The return of student loan payments has brought an unwelcome surprise for many borrowers: a significant drop in their credit scores. As the COVID-19 pandemic-era payment pause comes to an end, borrowers are facing the consequences of missed payments and delinquencies being reported to credit bureaus. This development is particularly concerning for student loan borrowers, who may already have lower credit scores due to their financial situation.

According to VantageScore, a major credit-scoring firm, missed payments could cause credit scores to drop by as much as 129 points. This is because payment history is the most heavily weighted factor in credit scores, accounting for 35% of the FICO score. In comparison, other types of borrowers, such as those with credit card or auto loan debt, may also experience credit score drops due to missed payments, but the impact on their scores might be less severe due to the lower proportion of their overall credit mix that student loans represent. Additionally, student loan borrowers may have less established credit histories, making them more vulnerable to the impact of missed payments on their credit scores.
The timing of missed payments and the subsequent reporting to credit bureaus can significantly impact the severity of the credit score drop for student loan borrowers. Borrowers are designated as delinquent once they miss a payment, but only after 90 days of non-payment will a loan servicer report the late payments to the national credit bureaus. This means that the longer a borrower goes without making a payment, the more severe the impact on their credit score will be.

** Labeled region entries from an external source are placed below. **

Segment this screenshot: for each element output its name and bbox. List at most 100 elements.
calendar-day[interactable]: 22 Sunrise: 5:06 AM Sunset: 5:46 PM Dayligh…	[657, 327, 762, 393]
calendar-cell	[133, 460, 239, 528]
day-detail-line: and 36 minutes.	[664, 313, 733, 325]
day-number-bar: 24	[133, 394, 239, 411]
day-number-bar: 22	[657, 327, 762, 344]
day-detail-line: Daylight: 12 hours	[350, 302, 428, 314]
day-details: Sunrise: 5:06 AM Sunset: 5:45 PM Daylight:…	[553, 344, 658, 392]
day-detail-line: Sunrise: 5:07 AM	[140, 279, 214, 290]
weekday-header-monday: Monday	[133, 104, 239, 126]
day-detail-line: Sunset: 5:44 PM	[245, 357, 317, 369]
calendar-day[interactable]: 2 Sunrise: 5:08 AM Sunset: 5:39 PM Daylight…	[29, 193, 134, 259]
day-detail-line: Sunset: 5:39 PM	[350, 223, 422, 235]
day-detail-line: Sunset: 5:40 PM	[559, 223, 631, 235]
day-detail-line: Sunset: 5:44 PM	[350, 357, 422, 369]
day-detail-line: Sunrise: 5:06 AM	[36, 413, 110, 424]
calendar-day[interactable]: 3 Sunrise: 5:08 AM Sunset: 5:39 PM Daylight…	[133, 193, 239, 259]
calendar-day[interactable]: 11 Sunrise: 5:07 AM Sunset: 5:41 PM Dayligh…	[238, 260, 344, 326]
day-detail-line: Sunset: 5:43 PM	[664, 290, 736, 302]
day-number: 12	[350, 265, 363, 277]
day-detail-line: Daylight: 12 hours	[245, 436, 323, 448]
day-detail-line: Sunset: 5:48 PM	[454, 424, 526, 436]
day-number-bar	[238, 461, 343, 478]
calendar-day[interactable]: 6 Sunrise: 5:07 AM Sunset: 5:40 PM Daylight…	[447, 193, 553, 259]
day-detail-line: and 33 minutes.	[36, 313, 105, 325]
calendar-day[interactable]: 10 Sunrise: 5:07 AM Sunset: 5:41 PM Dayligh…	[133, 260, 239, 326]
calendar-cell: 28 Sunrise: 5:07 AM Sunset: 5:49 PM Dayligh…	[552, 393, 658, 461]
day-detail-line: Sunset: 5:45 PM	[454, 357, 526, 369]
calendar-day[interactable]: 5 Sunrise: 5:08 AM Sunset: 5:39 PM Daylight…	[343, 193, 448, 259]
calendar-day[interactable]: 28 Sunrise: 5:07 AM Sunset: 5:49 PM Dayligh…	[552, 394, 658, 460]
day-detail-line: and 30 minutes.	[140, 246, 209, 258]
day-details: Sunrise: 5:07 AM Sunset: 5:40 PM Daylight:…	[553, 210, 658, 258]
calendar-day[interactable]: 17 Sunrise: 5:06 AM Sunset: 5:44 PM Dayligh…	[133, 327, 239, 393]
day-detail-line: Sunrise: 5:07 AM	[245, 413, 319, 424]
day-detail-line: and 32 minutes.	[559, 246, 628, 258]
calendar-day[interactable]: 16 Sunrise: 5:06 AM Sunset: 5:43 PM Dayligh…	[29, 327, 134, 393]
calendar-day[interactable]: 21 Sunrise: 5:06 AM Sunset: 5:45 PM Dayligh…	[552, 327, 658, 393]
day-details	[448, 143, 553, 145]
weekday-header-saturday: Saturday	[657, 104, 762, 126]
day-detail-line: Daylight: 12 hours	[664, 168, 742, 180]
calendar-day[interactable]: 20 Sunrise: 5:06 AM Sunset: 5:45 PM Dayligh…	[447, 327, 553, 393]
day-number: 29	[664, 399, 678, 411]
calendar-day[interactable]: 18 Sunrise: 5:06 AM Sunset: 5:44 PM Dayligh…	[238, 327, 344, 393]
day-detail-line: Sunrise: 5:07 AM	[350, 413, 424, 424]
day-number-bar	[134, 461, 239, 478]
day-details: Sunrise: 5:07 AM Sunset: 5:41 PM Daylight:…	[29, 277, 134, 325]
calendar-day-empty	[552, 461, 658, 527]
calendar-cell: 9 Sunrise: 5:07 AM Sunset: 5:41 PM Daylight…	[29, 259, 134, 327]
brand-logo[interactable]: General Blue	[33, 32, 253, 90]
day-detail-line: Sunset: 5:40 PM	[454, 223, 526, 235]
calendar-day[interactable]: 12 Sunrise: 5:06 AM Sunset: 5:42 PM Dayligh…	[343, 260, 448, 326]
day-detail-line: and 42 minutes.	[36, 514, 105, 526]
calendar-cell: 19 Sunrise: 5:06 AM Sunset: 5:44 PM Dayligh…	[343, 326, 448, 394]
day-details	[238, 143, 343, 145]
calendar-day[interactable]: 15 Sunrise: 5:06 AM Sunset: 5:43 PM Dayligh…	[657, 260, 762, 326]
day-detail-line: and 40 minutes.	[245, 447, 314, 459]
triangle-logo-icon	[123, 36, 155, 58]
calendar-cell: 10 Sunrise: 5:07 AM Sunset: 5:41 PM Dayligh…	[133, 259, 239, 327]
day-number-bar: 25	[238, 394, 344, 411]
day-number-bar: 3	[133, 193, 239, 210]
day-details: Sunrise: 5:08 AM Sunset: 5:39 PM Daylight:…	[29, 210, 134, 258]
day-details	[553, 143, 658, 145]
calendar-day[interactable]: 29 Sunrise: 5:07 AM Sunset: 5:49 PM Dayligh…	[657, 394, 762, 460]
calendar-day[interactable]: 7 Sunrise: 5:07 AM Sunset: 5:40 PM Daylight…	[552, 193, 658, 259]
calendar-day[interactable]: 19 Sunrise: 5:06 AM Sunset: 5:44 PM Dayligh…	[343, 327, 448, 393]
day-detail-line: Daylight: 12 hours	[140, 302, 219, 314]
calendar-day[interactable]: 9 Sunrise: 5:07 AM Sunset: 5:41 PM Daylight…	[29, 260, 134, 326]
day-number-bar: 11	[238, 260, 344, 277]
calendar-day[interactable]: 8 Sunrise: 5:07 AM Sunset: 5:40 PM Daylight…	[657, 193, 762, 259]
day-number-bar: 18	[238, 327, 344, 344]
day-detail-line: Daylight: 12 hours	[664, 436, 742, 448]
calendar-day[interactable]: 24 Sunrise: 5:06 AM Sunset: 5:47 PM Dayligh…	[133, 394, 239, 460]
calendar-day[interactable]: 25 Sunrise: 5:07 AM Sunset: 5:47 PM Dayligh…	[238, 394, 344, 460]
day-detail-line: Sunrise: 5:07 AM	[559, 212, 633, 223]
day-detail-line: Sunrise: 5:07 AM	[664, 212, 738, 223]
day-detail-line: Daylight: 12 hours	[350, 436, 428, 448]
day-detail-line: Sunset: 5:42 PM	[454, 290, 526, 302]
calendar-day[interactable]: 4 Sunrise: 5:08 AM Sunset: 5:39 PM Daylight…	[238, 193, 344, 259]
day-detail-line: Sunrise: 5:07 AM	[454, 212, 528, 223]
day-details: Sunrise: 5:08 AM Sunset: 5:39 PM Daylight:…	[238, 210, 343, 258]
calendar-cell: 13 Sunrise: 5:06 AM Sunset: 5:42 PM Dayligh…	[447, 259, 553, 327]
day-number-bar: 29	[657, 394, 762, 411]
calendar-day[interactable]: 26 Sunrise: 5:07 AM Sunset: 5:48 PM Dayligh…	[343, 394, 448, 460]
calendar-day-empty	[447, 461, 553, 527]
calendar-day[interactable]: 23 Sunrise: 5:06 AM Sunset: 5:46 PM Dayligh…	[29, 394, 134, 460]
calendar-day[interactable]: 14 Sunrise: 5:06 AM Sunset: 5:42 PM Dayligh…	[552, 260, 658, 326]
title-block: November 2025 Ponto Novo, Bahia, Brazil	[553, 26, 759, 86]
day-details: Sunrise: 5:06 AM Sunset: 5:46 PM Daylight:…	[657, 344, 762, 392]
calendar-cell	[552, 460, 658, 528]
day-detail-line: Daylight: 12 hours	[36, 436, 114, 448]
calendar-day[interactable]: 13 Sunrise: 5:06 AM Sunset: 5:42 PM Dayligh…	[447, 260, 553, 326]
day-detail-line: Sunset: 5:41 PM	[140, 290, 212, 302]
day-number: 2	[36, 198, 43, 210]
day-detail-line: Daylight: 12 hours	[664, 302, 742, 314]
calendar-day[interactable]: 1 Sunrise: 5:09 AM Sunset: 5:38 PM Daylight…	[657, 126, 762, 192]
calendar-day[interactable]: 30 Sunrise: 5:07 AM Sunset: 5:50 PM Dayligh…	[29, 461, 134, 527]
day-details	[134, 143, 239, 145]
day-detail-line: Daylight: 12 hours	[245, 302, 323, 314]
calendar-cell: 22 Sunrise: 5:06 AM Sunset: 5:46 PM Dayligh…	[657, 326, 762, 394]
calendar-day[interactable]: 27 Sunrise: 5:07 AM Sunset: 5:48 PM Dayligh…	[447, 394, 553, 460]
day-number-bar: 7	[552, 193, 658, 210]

For example, VantageScore estimates that missed payments could cause credit scores to drop by as much as 129 points. This is because the longer a borrower goes without making a payment, the more negative information is added to their credit report, which can significantly lower their credit score. Additionally, the longer a borrower goes without making a payment, the more likely they are to fall behind on other financial obligations, which can also negatively impact their credit score.
Furthermore, the information provided also notes that borrowers who have not made payments since before the pandemic, and the grace period preventing negative reporting ended last fall, are particularly at risk of seeing a significant drop in their credit score. This is because these borrowers have likely gone the longest without making a payment, and the negative information on their credit report has had the most time to accumulate.
The long-term consequences of a steep drop in credit scores for student loan borrowers can be significant, impacting their access to credit and the interest rates they'll pay for future loans. A lower credit score can make it more difficult for borrowers to qualify for new credit, such as credit cards, auto loans, or mortgages. Lenders are more likely to deny applications from borrowers with lower credit scores, as they are seen as riskier. For example, VantageScore projects that 2.3 million borrowers will fall into "subprime" credit territory (below 600), which could limit their access to affordable lending options.
Borrowers with lower credit scores typically face higher interest rates on new loans. This is because lenders charge more to compensate for the increased risk of lending to borrowers with lower creditworthiness. For instance, a borrower with a credit score of 620 might pay an interest rate of 15% on a credit card, while a borrower with a score of 780 might pay only 10% (Source: Experian, 2021). This can make it more expensive for borrowers to borrow money in the future.
A lower credit score can also make it more difficult for borrowers to refinance or consolidate their loans, which could help them lower their monthly payments or simplify their debt management. Lenders may be less willing to offer favorable terms to borrowers with lower credit scores, or they may charge higher interest rates to compensate for the increased risk.
In summary, the steep drop in credit scores for student loan borrowers can have long-term consequences, including limited access to credit, higher interest rates, difficulty refinancing or consolidating loans, and a long-lasting negative impact on their credit history. These consequences can make it more challenging and expensive for borrowers to manage their finances and achieve their financial goals in the future.